S.D.Miss: No immunity for ADA prison suit
A Mississippi federal magistrate held, in a suit by a state prisoner, that Title II of the Americans with Disabilities Act (ADA) abrogated state sovereign immunity. Morgan v. State of Mississippi, 2008 WL 410645 (S.D.Miss. Feb. 12, 2008) (No. 2:07cv15-MTP).The judge cited to Tennessee v. Lane, 541 U.S. 509, 518 (2004) (Title II abrogation valid for claims implicating access to courts), without discussing the applicability of Lane’s holding.
The allegations against the State and various officials included refusal to provide adequate medical care, violation of free exercise of religion, denial of access to the courts, and inadequate administrative procedures. The magistrate’s order did not state specifically which conduct was subsumed within the plaintiff’s ADA claims.
The magistrate judge concluded that the corrections officials were entitled to sovereign immunity from the constitutional claims under § 1983, except inasmuch as they sought injunctive relief under Ex Parte Young. With regard to the ADA claims, however, the magistrate judge said only:
Eleventh Amendment immunity does not bar plaintiff's claims against the defendants under the ADA because Congress clearly intended to abrogate the States' Eleventh Amendment immunity in passing Title II of the ADA. See 42 U.S.C. § 12202 (“A State shall not be immune under the eleventh amendment ... from an action in Federal or State court of competent jurisdiction for a violation of this chapter.”); Tennessee v. Lane, 541 U.S. 509, 518 (2004).

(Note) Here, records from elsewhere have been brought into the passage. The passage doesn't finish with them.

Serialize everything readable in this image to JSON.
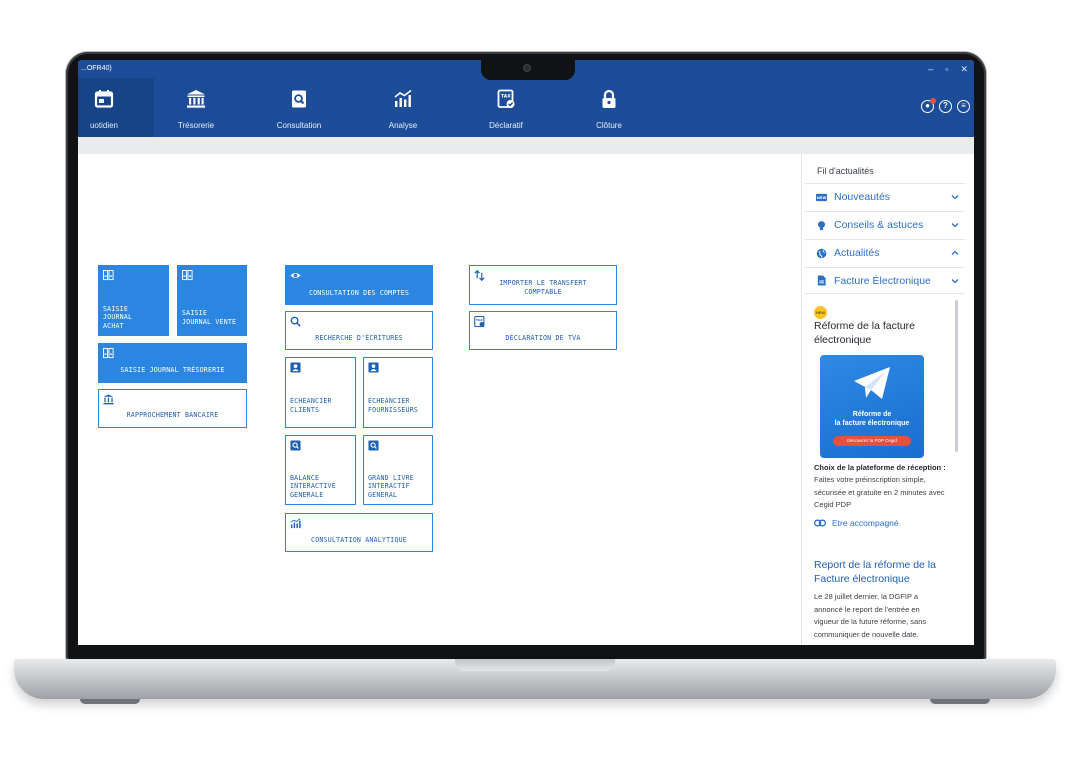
{
  "window": {
    "title": "...OFR40)",
    "controls": [
      "–",
      "▫",
      "✕"
    ]
  },
  "nav": {
    "items": [
      {
        "label": "uotidien",
        "icon": "calendar-icon",
        "active": true
      },
      {
        "label": "Trésorerie",
        "icon": "bank-icon"
      },
      {
        "label": "Consultation",
        "icon": "doc-search-icon"
      },
      {
        "label": "Analyse",
        "icon": "chart-icon"
      },
      {
        "label": "Déclaratif",
        "icon": "tax-doc-icon"
      },
      {
        "label": "Clôture",
        "icon": "lock-icon"
      }
    ],
    "right_icons": [
      "notification-icon",
      "help-icon",
      "menu-icon"
    ]
  },
  "tiles": {
    "saisie_achat": "SAISIE\nJOURNAL\nACHAT",
    "saisie_vente": "SAISIE\nJOURNAL VENTE",
    "saisie_tresorerie": "SAISIE JOURNAL TRÉSORERIE",
    "rapprochement": "RAPPROCHEMENT BANCAIRE",
    "consultation_comptes": "CONSULTATION DES COMPTES",
    "recherche": "RECHERCHE D'ÉCRITURES",
    "echeancier_clients": "ÉCHEANCIER\nCLIENTS",
    "echeancier_fournisseurs": "ÉCHEANCIER\nFOURNISSEURS",
    "balance": "BALANCE\nINTERACTIVE\nGENERALE",
    "grand_livre": "GRAND LIVRE\nINTERACTIF\nGENERAL",
    "consultation_analytique": "CONSULTATION ANALYTIQUE",
    "importer_transfert": "IMPORTER LE TRANSFERT\nCOMPTABLE",
    "declaration_tva": "DÉCLARATION DE TVA"
  },
  "panel": {
    "title": "Fil d'actualités",
    "sections": [
      {
        "label": "Nouveautés",
        "icon": "new-icon",
        "expanded": false
      },
      {
        "label": "Conseils & astuces",
        "icon": "lightbulb-icon",
        "expanded": false
      },
      {
        "label": "Actualités",
        "icon": "globe-icon",
        "expanded": true
      },
      {
        "label": "Facture Électronique",
        "icon": "file-icon",
        "expanded": false
      }
    ],
    "badge": "NEW",
    "article1": {
      "title": "Réforme de la facture électronique",
      "promo_title": "Réforme de\nla facture électronique",
      "promo_button": "Découvrez la PDP Cegid",
      "lead": "Choix de la plateforme de réception :",
      "body": "Faites votre préinscription simple, sécurisée et gratuite en 2 minutes avec Cegid PDP",
      "link": "Etre accompagné"
    },
    "article2": {
      "title": "Report de la réforme de la Facture électronique",
      "body": "Le 28 juillet dernier, la DGFIP a annoncé le report de l'entrée en vigueur de la future réforme, sans communiquer de nouvelle date."
    }
  },
  "colors": {
    "nav_bg": "#1d4d99",
    "tile_blue": "#2b86e1",
    "link_blue": "#2c6fc7"
  }
}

The magistrate judge noted that the defendants’ motion to dismiss did not address the ADA claims.
Other recent cases have stated broadly that Title II of the ADA does not validly abrogate sovereign immunity in the prison context. Chase v. Baskerville, 508 F.Supp.2d 492 (E.D.Va. 2007) (summary here); Hale v. Mississippi, 2007 WL 3357562 (S.D.Miss. 2007) (summary here). Notably, the allegations in those cases related to medical/psychiatric care and access to education programs, but not access to the courts.